There are tactile differences to be taken into consideration as well. The Honey Monster consists mainly of synthetic fur, the kind that breaks easily and gets everywhere – in your mouth, up your nose. Christ, it’s awful. A Wookie however, wears a fine coat of silken fur. Just think how lovely that hair would be to the touch.
As to whether either of the above creatures constitute being “bears”, well, a Wookie has much more of a physical resemblance to the humble Yorkshire terrier than a bear. In his loyalty to Han Solo, Chewbacca displays the characteristics of a faithful canine friend. Maybe not one you could take down the park and throw sticks for, but you get the idea.
As for the big yellow furry thing, his love for honey perhaps alludes to him being of bear descent and brings thoughts of Winnie the Pooh. But does he look like a bear? Does he hell. What IS he? Looks even more freakish at the start of his career. All mad-eyed and shifty. THAT is not a bear, THAT is just plain weird.

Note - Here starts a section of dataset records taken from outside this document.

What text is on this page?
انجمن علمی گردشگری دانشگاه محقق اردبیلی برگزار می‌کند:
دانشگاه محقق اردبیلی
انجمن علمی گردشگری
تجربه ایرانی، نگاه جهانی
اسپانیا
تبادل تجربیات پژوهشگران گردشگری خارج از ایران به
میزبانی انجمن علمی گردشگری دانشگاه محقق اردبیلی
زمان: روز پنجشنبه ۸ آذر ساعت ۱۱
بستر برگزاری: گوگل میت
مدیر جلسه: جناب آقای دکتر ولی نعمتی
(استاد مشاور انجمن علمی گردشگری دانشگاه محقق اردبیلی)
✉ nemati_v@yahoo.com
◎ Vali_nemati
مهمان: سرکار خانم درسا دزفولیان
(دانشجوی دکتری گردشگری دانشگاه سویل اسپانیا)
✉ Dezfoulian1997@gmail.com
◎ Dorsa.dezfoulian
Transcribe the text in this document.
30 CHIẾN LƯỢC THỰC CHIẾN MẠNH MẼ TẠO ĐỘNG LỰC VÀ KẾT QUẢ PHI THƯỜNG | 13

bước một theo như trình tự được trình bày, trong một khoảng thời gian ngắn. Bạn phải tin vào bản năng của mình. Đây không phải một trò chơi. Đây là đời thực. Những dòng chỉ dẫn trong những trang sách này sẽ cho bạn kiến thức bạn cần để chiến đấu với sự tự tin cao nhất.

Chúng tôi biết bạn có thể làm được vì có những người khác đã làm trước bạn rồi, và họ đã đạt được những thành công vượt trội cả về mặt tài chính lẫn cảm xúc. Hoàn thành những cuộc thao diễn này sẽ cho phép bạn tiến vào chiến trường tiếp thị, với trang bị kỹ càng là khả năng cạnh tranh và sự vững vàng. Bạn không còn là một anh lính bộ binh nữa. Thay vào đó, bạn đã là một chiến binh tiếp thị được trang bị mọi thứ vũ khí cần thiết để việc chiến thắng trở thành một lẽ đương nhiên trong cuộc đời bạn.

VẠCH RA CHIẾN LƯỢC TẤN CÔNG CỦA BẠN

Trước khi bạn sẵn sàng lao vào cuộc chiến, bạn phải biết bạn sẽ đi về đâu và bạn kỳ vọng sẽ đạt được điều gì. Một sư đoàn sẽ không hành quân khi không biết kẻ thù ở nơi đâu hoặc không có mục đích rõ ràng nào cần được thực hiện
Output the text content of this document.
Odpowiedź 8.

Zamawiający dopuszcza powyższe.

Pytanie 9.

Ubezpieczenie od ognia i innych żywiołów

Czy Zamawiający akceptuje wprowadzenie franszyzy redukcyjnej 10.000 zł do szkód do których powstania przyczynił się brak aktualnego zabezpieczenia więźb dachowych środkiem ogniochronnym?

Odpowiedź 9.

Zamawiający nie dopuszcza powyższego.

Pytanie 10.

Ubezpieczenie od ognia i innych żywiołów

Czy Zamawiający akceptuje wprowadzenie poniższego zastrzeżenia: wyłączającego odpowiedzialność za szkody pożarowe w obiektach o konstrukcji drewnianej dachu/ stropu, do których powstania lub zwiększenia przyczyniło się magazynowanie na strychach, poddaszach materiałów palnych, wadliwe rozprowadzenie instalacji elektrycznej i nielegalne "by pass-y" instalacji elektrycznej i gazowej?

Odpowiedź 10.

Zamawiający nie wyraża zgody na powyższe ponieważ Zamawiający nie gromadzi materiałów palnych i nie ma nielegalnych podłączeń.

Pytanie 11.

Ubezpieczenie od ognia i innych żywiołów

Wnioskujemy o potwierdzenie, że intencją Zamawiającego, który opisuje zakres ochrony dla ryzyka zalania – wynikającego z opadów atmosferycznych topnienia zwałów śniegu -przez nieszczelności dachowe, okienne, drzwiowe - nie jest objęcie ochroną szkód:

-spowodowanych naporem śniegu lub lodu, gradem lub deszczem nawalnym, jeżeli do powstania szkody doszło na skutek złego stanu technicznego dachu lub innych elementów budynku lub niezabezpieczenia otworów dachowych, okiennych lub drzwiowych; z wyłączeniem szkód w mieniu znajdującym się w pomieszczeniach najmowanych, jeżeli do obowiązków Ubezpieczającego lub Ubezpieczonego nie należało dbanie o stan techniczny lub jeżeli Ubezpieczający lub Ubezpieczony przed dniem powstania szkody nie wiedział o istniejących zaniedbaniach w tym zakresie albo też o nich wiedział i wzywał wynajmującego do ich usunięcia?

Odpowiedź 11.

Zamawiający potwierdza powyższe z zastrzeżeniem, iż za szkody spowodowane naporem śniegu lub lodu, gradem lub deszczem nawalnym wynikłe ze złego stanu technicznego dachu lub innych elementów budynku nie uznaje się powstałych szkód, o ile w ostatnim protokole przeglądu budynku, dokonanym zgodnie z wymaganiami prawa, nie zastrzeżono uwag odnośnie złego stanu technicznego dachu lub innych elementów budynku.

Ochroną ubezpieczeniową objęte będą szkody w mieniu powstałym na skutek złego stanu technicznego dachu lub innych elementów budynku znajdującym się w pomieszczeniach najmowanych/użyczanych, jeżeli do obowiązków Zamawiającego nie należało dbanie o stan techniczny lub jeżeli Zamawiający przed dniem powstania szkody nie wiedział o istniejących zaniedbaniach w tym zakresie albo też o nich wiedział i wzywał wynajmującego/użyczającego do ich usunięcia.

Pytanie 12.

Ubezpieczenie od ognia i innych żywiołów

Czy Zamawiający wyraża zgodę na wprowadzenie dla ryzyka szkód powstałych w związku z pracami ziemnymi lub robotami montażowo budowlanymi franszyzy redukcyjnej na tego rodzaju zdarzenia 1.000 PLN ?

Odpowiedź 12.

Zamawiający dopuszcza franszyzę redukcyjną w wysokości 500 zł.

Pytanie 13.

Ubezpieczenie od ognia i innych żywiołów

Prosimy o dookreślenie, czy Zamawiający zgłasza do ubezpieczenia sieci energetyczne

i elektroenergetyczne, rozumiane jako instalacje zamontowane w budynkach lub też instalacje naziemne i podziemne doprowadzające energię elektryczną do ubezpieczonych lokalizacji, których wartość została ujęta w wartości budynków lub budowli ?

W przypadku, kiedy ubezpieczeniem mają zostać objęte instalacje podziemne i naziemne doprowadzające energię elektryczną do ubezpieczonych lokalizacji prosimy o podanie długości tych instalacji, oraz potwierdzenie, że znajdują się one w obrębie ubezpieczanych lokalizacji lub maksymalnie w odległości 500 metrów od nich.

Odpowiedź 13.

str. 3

So should the fellas with the sniper rifles have known the difference? I think they may have been thrown by the orange hue of this particular variety.
Clearly a Honey Monster, and in no way a Wookie. I mean, it’s not even close to a hybrid of the two – which would instead look something a little like this:
If this whole rambling post of nonsense proves anything, it is that Wookies are closer to dogs than bears, but due to their penchant for bee by-products, Honey Monsters – oh dear Gods, there’s more than ONE? – may be related to bears. In which case, a Wookie will remain loyal and always have your back, while the Honey Monster will just be out to pull a Yogi and steal your breakfast.
Lastly, if the whole episode with the police snipers proves anything, it is that lives ARE at risk if you are not up on your cultural references. And that, my friends, is my excuse for still watching programming and advertisements that are clearly aimed at children. 30 going on five? At least I’ll know a Gorg when it tries to eat me and a Groke when it tries to freeze me. Aware of the dangers behind unknown doors, I’m also guaranteed to keep up to date with the latest tunes via the medium of Yo! Gabba Gabba!